Scientists and researchers in Nepal have called for the equal participation and leadership of women and girls in science and technology to address the greatest challenges facing Nepal today.
UNESCO and the United Nations Entity for Gender Equality and the Empowerment of Women (UN Women) commemorated the 8th International Day for Women and Girls in Science, with a dialogue on, “Leadership of Women and Girls in Science”.
In Nepal, for every four men employed in professional, scientific and technical activities, there is only one woman. The lack of effective participation in STEM education and careers is not just a loss for women and girls, but a missed opportunity for the communities, and nations to find sustainable solutions to common problems.
Speaking at the event, Honorable Minister of Women, Children and Senior Citizens Bhagwati Chaudhary shared, “If given the opportunity, women are likely to thrive. We need to ensure that we have at least 33 per cent representation of women in all sectors including government bodies, development agencies, political representation and private sectors. The government needs to incorporate this in the policies and ensure its implementation, so that we have more women and girls in leadership.”
Navanita Sinha, Head of Office a.i. of UN Women Nepal shared, “I urge everyone to stand together, in our collective struggle to smash stereotypes, defy gender bias, and defeat discrimination that holds women and girls back in science.”
Michael Croft, the UNESCO Representative to Nepal added, “As we look around at our world, and see the discord and disharmony, we understand something is wrong, something is not in balance. We are missing the contribution and leadership of women and girls in so many areas, and science is no exception. Our sustainable development, our very future depends on what we do to promote and ensure the participation of women and girls in science.”
The panelists — Nawa Raj Dhakal, Acting Executive Director at Alternative Energy Promotion Centre, Ministry of Energy, Water Resources and Irrigation, Nuva Rai, Programme Officer at National Indigenous Women Forum, and Dr TistaPrasai Joshi, Senior Researcher at Nepal Academy of Science and Technology — called for action from the government, international development partners, and civil society to:
Include more indigenous women and girls in research honoring the fact that indigenous women are repositories of knowledge on land, environment, and biodiversity.

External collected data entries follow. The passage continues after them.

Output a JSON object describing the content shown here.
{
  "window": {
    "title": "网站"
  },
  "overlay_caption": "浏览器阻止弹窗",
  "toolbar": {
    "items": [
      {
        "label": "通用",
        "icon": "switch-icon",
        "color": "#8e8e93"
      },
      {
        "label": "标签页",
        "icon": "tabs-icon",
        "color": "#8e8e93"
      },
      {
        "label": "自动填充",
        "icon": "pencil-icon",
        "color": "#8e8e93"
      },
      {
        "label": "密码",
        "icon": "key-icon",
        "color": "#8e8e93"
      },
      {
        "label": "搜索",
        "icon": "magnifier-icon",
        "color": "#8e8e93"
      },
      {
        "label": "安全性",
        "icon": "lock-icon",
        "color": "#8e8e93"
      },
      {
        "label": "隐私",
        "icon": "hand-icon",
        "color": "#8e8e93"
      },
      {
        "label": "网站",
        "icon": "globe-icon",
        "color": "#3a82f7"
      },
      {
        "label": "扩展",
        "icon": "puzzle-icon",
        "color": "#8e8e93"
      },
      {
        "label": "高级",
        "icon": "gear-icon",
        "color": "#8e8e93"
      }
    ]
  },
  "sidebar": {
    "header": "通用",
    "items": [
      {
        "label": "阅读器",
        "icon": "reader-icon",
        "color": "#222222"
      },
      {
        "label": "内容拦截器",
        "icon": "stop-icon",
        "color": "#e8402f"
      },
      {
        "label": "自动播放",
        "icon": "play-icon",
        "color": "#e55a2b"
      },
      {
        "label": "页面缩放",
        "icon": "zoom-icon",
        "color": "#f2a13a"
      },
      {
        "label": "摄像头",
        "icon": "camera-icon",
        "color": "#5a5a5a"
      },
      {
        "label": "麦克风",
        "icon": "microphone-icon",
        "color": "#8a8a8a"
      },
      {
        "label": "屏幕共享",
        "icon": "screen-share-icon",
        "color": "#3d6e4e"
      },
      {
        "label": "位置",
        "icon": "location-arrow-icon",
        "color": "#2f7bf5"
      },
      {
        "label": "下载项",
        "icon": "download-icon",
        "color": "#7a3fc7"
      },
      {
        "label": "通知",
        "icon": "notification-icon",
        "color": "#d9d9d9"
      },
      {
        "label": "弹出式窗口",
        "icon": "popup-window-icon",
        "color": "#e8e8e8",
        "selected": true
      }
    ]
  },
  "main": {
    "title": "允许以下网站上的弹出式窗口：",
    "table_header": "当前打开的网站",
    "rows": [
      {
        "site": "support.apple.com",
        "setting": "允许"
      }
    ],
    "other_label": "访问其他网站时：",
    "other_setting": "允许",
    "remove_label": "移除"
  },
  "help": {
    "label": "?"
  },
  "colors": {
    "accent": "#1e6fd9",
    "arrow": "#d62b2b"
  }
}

Increase investment for women and girls to pursue education in STEM.
Break harmful gender norms prevalent within families, communities and formal structures that prevent women and girls from pursuing and leading careers in science and technology.
In her keynote remarks, Pramila Devi Bajracharya, Secretary of Science, Ministry of Education, Science and Technology emphasized that science and technology are the primary tools for prosperity in society and we need to amplify the voices and participation of women in STEM. Additionally, Rameshwor Prasad Yadav, Deputy Secretary General, Nepal National Commission for UNESCO stressed that social structures have prevented women from realizing their full potential- a woman can be anything, including a scientist, a social scientist, or scientist at home in his closing remarks.

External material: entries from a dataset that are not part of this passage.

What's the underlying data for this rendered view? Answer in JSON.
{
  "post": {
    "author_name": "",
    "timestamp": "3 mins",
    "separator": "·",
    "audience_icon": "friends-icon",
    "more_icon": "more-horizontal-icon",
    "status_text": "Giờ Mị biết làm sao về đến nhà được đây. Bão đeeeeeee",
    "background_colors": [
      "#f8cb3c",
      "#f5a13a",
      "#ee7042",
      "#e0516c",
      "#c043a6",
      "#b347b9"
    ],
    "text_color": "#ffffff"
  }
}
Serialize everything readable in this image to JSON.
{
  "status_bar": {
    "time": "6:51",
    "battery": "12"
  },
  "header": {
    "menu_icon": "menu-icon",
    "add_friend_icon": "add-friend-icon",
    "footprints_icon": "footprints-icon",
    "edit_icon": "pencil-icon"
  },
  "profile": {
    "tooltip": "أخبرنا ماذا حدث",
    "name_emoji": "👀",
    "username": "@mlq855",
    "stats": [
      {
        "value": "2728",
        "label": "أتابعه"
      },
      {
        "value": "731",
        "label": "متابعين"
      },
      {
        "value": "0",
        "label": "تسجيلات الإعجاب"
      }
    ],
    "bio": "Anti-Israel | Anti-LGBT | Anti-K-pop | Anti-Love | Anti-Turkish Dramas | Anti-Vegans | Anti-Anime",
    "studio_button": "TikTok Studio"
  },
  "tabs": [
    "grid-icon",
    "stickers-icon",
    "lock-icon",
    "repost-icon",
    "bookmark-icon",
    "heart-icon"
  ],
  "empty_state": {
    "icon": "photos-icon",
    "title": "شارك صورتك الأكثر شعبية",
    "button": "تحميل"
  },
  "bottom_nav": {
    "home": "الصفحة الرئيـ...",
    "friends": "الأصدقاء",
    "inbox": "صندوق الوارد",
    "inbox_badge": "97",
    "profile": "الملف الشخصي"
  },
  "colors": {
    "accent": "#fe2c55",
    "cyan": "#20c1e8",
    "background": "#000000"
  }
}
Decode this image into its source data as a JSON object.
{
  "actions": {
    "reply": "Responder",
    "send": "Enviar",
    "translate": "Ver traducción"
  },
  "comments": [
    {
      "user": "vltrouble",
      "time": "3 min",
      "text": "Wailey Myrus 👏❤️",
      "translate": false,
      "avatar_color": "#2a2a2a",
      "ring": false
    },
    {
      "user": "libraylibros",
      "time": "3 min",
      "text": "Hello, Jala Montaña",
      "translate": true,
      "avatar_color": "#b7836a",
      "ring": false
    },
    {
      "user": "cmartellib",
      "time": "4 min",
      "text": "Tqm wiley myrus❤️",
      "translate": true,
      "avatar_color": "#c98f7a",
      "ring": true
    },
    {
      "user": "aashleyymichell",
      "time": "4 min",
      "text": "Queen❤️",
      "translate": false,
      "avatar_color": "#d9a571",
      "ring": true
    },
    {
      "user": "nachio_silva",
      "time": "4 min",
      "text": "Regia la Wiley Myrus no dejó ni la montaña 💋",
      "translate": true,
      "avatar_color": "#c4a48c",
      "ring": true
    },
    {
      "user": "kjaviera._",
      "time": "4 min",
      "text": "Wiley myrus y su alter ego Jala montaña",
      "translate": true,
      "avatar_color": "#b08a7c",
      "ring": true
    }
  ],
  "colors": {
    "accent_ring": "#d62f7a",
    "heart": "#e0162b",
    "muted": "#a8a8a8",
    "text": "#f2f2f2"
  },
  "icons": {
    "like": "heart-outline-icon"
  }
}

Gender equality and the empowerment of women and girls is crucial not only for economic development, but also to meeting the 2030 Agenda for Sustainable Development.
The United Nations General Assembly adopted the resolution 70/212 on 22 December 2015 and declaredFebruary 11 as the International Day of Women and Girls in Science. The resolution reaffirmed the importance of gender equality and women participation in the policies, programmes and decision making related to the Sustainable Development Goals. It further recognized the crucial role and contribution of women and girls in science, technology and innovations.